If you think Grandma is crazy, just you wait until you experience her with a sloe gin fizz or two in her. She’s a whole new type of wild.

Tuesday night. Round two. Two twenty-year olds. Me. Grandma. Mom.

Thankfully this time around, there’s a bottle of sloe gin, a bottle of wine, and a 12-pack of Bud Light cans (gross, but desperate times call for desperate measures). Time to get Grandma liquored up. This should be good.

10:04pm: “Hey! Where are you? Get out here and make me a sloe gin fizz!”

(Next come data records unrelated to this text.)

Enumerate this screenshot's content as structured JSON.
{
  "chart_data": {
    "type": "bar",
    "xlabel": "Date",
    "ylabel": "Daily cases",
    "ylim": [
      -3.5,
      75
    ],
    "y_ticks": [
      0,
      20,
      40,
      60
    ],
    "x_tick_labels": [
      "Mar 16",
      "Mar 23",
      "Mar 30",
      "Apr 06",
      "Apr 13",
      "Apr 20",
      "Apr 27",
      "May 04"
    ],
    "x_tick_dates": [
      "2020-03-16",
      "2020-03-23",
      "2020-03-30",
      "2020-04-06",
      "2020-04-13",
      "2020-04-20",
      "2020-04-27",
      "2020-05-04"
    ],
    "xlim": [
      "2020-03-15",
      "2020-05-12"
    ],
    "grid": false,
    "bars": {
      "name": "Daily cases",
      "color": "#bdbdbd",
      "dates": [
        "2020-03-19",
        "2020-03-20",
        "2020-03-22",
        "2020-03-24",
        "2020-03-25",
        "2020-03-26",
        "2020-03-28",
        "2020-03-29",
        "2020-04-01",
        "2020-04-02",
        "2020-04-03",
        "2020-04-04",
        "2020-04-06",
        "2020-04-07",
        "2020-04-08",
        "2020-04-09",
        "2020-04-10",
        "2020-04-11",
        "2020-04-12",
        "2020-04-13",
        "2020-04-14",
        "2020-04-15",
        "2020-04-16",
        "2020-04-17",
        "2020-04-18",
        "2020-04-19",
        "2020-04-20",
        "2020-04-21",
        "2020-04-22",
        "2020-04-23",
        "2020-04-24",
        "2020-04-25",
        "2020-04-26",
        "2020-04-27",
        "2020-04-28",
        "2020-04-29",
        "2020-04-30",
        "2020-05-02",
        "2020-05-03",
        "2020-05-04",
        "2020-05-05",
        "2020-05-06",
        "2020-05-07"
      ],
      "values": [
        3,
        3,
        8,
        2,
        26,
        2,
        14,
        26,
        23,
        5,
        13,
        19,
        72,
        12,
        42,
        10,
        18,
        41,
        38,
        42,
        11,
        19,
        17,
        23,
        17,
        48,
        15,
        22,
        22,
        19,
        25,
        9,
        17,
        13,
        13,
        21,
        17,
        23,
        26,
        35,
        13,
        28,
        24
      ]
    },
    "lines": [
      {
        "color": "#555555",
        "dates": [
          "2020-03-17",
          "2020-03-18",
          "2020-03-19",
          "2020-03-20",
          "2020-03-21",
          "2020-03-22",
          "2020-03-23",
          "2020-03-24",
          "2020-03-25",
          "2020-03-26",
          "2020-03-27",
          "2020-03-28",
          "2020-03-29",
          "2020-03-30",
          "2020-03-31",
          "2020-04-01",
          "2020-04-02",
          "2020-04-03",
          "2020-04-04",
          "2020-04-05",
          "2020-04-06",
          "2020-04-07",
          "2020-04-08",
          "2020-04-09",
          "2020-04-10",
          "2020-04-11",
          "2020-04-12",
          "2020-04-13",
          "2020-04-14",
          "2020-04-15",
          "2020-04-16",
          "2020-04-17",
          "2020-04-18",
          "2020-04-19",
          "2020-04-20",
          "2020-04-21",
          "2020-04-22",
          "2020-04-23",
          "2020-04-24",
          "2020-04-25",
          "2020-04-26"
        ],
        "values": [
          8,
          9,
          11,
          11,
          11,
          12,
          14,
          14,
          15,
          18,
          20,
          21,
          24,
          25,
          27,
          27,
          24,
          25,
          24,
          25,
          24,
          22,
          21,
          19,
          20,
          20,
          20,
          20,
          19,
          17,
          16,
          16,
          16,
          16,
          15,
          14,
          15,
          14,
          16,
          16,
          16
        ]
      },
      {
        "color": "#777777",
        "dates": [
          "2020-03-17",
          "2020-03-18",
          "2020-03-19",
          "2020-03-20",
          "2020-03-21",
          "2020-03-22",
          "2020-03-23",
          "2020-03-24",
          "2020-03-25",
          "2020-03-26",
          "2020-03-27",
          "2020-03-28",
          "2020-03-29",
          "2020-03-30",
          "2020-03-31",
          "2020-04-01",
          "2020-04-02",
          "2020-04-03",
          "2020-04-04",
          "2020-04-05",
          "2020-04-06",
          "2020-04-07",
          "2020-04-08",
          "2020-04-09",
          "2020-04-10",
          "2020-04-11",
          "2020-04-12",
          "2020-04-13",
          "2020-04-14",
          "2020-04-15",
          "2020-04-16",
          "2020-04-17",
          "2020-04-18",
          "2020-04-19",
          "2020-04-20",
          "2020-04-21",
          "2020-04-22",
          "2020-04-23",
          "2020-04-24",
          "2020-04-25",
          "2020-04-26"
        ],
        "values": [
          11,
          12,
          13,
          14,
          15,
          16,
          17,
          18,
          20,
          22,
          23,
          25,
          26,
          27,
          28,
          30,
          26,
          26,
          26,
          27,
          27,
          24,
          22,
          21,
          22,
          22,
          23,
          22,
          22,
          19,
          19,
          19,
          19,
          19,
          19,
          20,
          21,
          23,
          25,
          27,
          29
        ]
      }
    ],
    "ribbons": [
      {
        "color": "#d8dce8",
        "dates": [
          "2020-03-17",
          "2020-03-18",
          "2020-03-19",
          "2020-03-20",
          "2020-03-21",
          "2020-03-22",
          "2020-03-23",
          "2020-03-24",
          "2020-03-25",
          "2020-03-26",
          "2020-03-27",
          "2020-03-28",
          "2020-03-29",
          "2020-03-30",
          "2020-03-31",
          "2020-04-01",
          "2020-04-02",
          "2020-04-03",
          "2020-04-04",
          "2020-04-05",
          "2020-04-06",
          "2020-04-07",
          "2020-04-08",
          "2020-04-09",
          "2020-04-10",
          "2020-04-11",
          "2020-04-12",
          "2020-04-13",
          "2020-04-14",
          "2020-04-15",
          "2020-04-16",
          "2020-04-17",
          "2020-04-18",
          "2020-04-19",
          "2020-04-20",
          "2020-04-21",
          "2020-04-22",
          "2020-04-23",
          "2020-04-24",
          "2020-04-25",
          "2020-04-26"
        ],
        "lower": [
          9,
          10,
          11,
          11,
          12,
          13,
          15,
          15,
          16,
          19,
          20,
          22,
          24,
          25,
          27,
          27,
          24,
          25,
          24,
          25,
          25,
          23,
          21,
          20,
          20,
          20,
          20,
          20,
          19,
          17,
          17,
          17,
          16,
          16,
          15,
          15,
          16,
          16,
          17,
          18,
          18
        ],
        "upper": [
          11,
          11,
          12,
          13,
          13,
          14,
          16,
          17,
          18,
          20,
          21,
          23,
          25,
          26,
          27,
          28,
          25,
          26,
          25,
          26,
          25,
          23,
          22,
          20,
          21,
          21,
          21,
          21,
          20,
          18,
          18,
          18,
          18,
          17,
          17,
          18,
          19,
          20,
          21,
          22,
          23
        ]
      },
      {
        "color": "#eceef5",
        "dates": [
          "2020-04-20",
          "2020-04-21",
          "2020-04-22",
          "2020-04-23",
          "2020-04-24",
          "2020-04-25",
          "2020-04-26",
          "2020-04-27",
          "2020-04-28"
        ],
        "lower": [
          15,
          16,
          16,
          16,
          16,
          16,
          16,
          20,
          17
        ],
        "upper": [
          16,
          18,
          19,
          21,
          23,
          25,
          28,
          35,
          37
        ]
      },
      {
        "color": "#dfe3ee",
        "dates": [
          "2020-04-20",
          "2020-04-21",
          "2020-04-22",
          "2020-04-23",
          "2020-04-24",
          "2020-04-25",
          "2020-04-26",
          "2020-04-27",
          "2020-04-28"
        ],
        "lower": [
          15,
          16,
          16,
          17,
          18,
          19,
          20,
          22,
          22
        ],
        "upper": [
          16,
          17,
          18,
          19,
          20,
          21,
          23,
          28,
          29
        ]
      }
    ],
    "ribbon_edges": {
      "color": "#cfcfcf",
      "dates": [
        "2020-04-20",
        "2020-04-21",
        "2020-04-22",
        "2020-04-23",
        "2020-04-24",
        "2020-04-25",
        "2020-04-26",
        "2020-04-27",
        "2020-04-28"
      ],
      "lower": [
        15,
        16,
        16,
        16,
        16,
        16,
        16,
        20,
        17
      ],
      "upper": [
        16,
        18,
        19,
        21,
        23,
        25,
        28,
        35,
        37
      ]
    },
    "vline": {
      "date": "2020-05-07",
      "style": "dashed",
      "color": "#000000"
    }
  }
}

Grandma has spoken. Sloe gin fizz it is.

And we’re off.

11:19pm: “White people like __________.”

Down go the cards.

The results: Surprise Sex. Police Brutality. Lance Armstrong’s Missing Testicle. White Supremacy.

SISTER: “Okay, who threw the ‘Surprise Sex’ card?”
(Grandma looks around innocently avoiding eye contact)
GRANDMA: “Well I mean, who doesn’t love surprise sex? Now give me that black card. I won it fair and square.”

 Yes. That’s correct. My Grandma to throw the “Surprise Sex” card as something white people (and apparently everyone in general) like. You go, Grandma.

11:30pm: “Why do I hurt all over?”

Annnnnnd she wins again……this time with the “Three Dicks at the Same Time” card. This lady is unstoppable.

While Grandma might not have won (my mom did because she’s apparently just as crazy) either night, she definitely held her own. Despite her protests of “This game is so dumb. I don’t understand why you kids think it’s so funny,” I’m sure she was probably snickering on the inside thinking “Grandma’s still got it.” That she does.

In the words of one of my friends: “Fuck paying for a comedy show… Can I just come to ONE family function to meet this wonderful lady, please?”

Truer words have never been spoken. She’s nuts.